Chantal Akerman: I cannot. I had the feeling for a long time – my mother went into the camps and never said a word about it – that I had to talk for her, which is crazy because you cannot talk for someone else. So I was obsessed by that, by her life. I was obsessed also by the way when she went out of the camps she made her house into a jail. That’s Jeanne Dielman. Now I can tell that, but I was not aware of that when I did it, you know? So I thought that I was the one that had to make, because she would not say anything, that I was the one who was going to testimony instead of her.

But, once, I was in Mexico with her because my niece had her wedding – my sister lives in Mexico – and my film about Conrad, Almayer’s Folly, was screened there, and I went on the stage, I had a Q&A, and my mother was deaf, you know, so she didn’t understand anything. But when we went out, she said, “you have all that, and I had only Auschwitz.” And then I realized that same moment that I could not speak on her behalf, she was the only one who could speak, and if she didn’t want to speak, that should be it.

So, yes, she was a part of my filmmaking, you know I can say it now, because during the whole time when I did News from Home we saw letters and many other things, I was not aware of all that, you know? Now, I’m aware. Now I realize that maybe I took a position or a place that was in a way entering in her territory by refraction. Who knows. It’s complicated.

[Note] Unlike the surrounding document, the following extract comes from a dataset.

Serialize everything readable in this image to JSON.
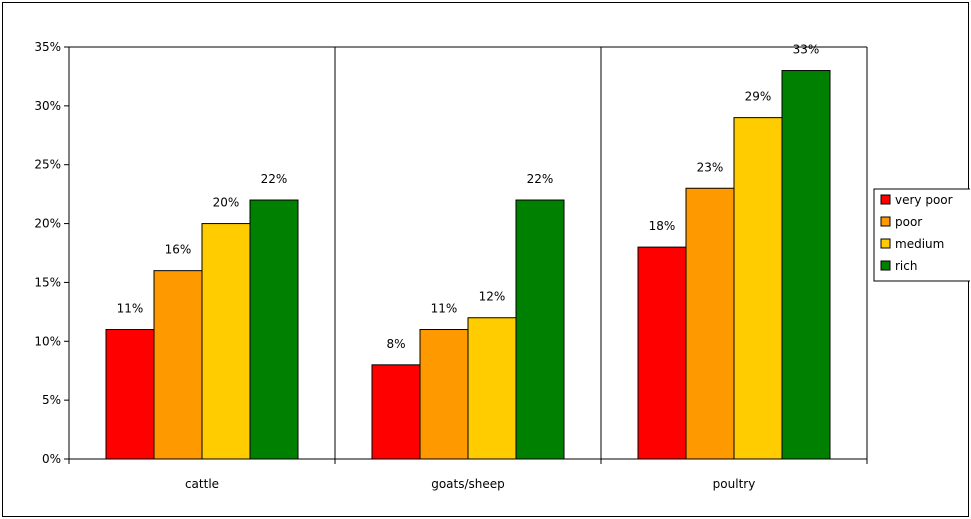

There were some books that were written about second generation children, and they analyze, saying there are three generations of people who will be hurt after the one that went into the camps. And I’m the first generation, the first girl, the first child in both sides of the family, in my mother’s side and my father’s side after the war. So imagine: I took on my back all the desire to reject them, because I didn’t make any children, I am not married. This is not their desire, their desire is for me to perpetrate. First of all my father wanted a boy, not a girl, of course, because the first one should be a boy, for the name, he told me once. And I didn’t do all that, I did all the other ways from what they wanted. At the same time, they were very proud when they saw... my mother kept all the articles. My father was annoyed because I didn’t make enough money, but he was still very proud.

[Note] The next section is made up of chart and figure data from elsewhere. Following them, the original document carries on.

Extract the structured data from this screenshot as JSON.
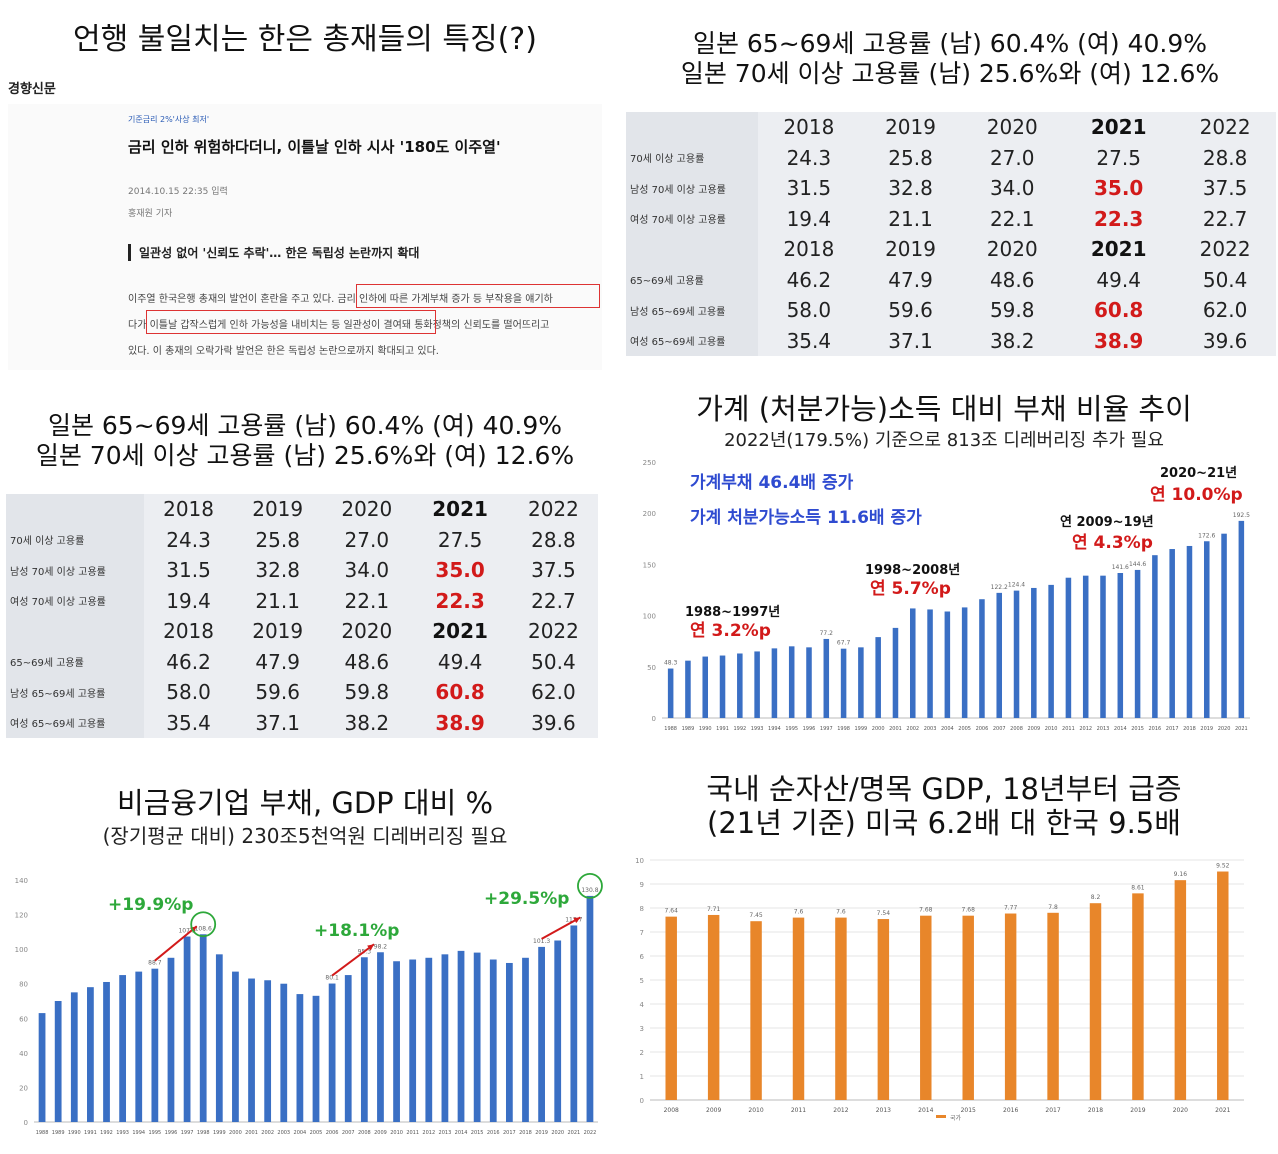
{
  "panel1": {
    "title": "언행 불일치는 한은 총재들의 특징(?)",
    "paper": "경향신문",
    "kicker": "기준금리 2%'사상 최저'",
    "headline": "금리 인하 위험하다더니, 이틀날 인하 시사 '180도 이주열'",
    "date": "2014.10.15 22:35 입력",
    "reporter": "홍재원 기자",
    "subhead": "일관성 없어 '신뢰도 추락'… 한은 독립성 논란까지 확대",
    "body": [
      "이주열 한국은행 총재의 발언이 혼란을 주고 있다. 금리 인하에 따른 가계부채 증가 등 부작용을 얘기하",
      "다가 이틀날 갑작스럽게 인하 가능성을 내비치는 등 일관성이 결여돼 통화정책의 신뢰도를 떨어뜨리고",
      "있다. 이 총재의 오락가락 발언은 한은 독립성 논란으로까지 확대되고 있다."
    ]
  },
  "panel2": {
    "title1": "일본 65~69세 고용률 (남) 60.4% (여) 40.9%",
    "title2": "일본 70세 이상 고용률 (남) 25.6%와 (여) 12.6%"
  },
  "panel3": {
    "title1": "일본 65~69세 고용률 (남) 60.4% (여) 40.9%",
    "title2": "일본 70세 이상 고용률 (남) 25.6%와 (여) 12.6%"
  },
  "panel4": {
    "title": "가계 (처분가능)소득 대비 부채 비율 추이",
    "subtitle": "2022년(179.5%) 기준으로 813조 디레버리징 추가 필요",
    "note1": "가계부채 46.4배 증가",
    "note2": "가계 처분가능소득 11.6배 증가",
    "periods": [
      {
        "label": "1988~1997년",
        "rate": "연 3.2%p"
      },
      {
        "label": "1998~2008년",
        "rate": "연 5.7%p"
      },
      {
        "label": "연 2009~19년",
        "rate": "연 4.3%p"
      },
      {
        "label": "2020~21년",
        "rate": "연 10.0%p"
      }
    ]
  },
  "panel5": {
    "title": "비금융기업 부채, GDP 대비 %",
    "subtitle": "(장기평균 대비) 230조5천억원 디레버리징 필요",
    "ann1": "+19.9%p",
    "ann2": "+18.1%p",
    "ann3": "+29.5%p"
  },
  "panel6": {
    "title1": "국내 순자산/명목 GDP, 18년부터 급증",
    "title2": "(21년 기준) 미국 6.2배 대 한국 9.5배"
  },
  "chart_data": [
    {
      "type": "table",
      "title": "일본 고용률",
      "groups": [
        {
          "years": [
            "2018",
            "2019",
            "2020",
            "2021",
            "2022"
          ],
          "rows": [
            {
              "label": "70세 이상 고용률",
              "values": [
                "24.3",
                "25.8",
                "27.0",
                "27.5",
                "28.8"
              ]
            },
            {
              "label": "남성 70세 이상 고용률",
              "values": [
                "31.5",
                "32.8",
                "34.0",
                "35.0",
                "37.5"
              ]
            },
            {
              "label": "여성 70세 이상 고용률",
              "values": [
                "19.4",
                "21.1",
                "22.1",
                "22.3",
                "22.7"
              ]
            }
          ]
        },
        {
          "years": [
            "2018",
            "2019",
            "2020",
            "2021",
            "2022"
          ],
          "rows": [
            {
              "label": "65~69세 고용률",
              "values": [
                "46.2",
                "47.9",
                "48.6",
                "49.4",
                "50.4"
              ]
            },
            {
              "label": "남성 65~69세 고용률",
              "values": [
                "58.0",
                "59.6",
                "59.8",
                "60.8",
                "62.0"
              ]
            },
            {
              "label": "여성 65~69세 고용률",
              "values": [
                "35.4",
                "37.1",
                "38.2",
                "38.9",
                "39.6"
              ]
            }
          ]
        }
      ],
      "highlight_color": "#d21a1a"
    },
    {
      "type": "bar",
      "title": "가계 (처분가능)소득 대비 부채 비율 추이",
      "categories": [
        "1988",
        "1989",
        "1990",
        "1991",
        "1992",
        "1993",
        "1994",
        "1995",
        "1996",
        "1997",
        "1998",
        "1999",
        "2000",
        "2001",
        "2002",
        "2003",
        "2004",
        "2005",
        "2006",
        "2007",
        "2008",
        "2009",
        "2010",
        "2011",
        "2012",
        "2013",
        "2014",
        "2015",
        "2016",
        "2017",
        "2018",
        "2019",
        "2020",
        "2021"
      ],
      "values": [
        48.3,
        56,
        60,
        61,
        63,
        65,
        68,
        70,
        69,
        77.2,
        67.7,
        69,
        79,
        88,
        107,
        106,
        104,
        108,
        116,
        122.2,
        124.4,
        127,
        130,
        137,
        139,
        139,
        141.6,
        144.6,
        159,
        165,
        168,
        172.6,
        180,
        192.5
      ],
      "labels": [
        "48.3",
        "",
        "",
        "",
        "",
        "",
        "",
        "",
        "",
        "77.2",
        "67.7",
        "",
        "",
        "",
        "",
        "",
        "",
        "",
        "",
        "122.2",
        "124.4",
        "",
        "",
        "",
        "",
        "",
        "141.6",
        "144.6",
        "",
        "",
        "",
        "172.6",
        "",
        "192.5"
      ],
      "yticks": [
        0,
        50,
        100,
        150,
        200,
        250
      ],
      "ylim": [
        0,
        250
      ],
      "color": "#3a6fc4"
    },
    {
      "type": "bar",
      "title": "비금융기업 부채, GDP 대비 %",
      "categories": [
        "1988",
        "1989",
        "1990",
        "1991",
        "1992",
        "1993",
        "1994",
        "1995",
        "1996",
        "1997",
        "1998",
        "1999",
        "2000",
        "2001",
        "2002",
        "2003",
        "2004",
        "2005",
        "2006",
        "2007",
        "2008",
        "2009",
        "2010",
        "2011",
        "2012",
        "2013",
        "2014",
        "2015",
        "2016",
        "2017",
        "2018",
        "2019",
        "2020",
        "2021",
        "2022"
      ],
      "values": [
        63,
        70,
        75,
        78,
        81,
        85,
        87,
        88.7,
        95,
        107.3,
        108.6,
        97,
        87,
        83,
        82,
        80,
        74,
        73,
        80.1,
        85,
        95.3,
        98.2,
        93,
        94,
        95,
        97,
        99,
        98,
        94,
        92,
        95,
        101.3,
        105,
        113.7,
        130.8
      ],
      "labels": [
        "",
        "",
        "",
        "",
        "",
        "",
        "",
        "88.7",
        "",
        "107.3",
        "108.6",
        "",
        "",
        "",
        "",
        "",
        "",
        "",
        "80.1",
        "",
        "95.3",
        "98.2",
        "",
        "",
        "",
        "",
        "",
        "",
        "",
        "",
        "",
        "101.3",
        "",
        "113.7",
        "130.8"
      ],
      "yticks": [
        0,
        20,
        40,
        60,
        80,
        100,
        120,
        140
      ],
      "ylim": [
        0,
        140
      ],
      "color": "#3a6fc4"
    },
    {
      "type": "bar",
      "title": "국내 순자산/명목 GDP",
      "categories": [
        "2008",
        "2009",
        "2010",
        "2011",
        "2012",
        "2013",
        "2014",
        "2015",
        "2016",
        "2017",
        "2018",
        "2019",
        "2020",
        "2021"
      ],
      "values": [
        7.64,
        7.71,
        7.45,
        7.6,
        7.6,
        7.54,
        7.68,
        7.68,
        7.77,
        7.8,
        8.2,
        8.61,
        9.16,
        9.52
      ],
      "labels": [
        "7.64",
        "7.71",
        "7.45",
        "7.6",
        "7.6",
        "7.54",
        "7.68",
        "7.68",
        "7.77",
        "7.8",
        "8.2",
        "8.61",
        "9.16",
        "9.52"
      ],
      "series_name": "국가",
      "yticks": [
        0,
        1,
        2,
        3,
        4,
        5,
        6,
        7,
        8,
        9,
        10
      ],
      "ylim": [
        0,
        10
      ],
      "color": "#e8862a"
    }
  ]
}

So I don’t know if I answered your question, because I’m not really able to answer it. It’s a complicated question and it would take hours. But, a lot of things I can say now, and when I was actually doing it, I was totally unaware, you know? It’s more for a historian of cinema to answer your question than for me. Because you ask the filmmaker as if the filmmaker knows a lot about his own work. The filmmaker, a person like me, is the last one to be asked, in a way, you know? Because I don’t embrace my body of work and I don’t have like a point of view from outside, to say, “hey Chantal, you did that and it’s related to your mother, here again, here again, what did that mean and what did you want” – no. I just had an idea and I did it. But then I go to talks, I go to psychoanalysis and I speak about that, so I do understand a little bit. But it really takes an outside point of view and that’s not my work. So I cannot really answer. I think that should be your work.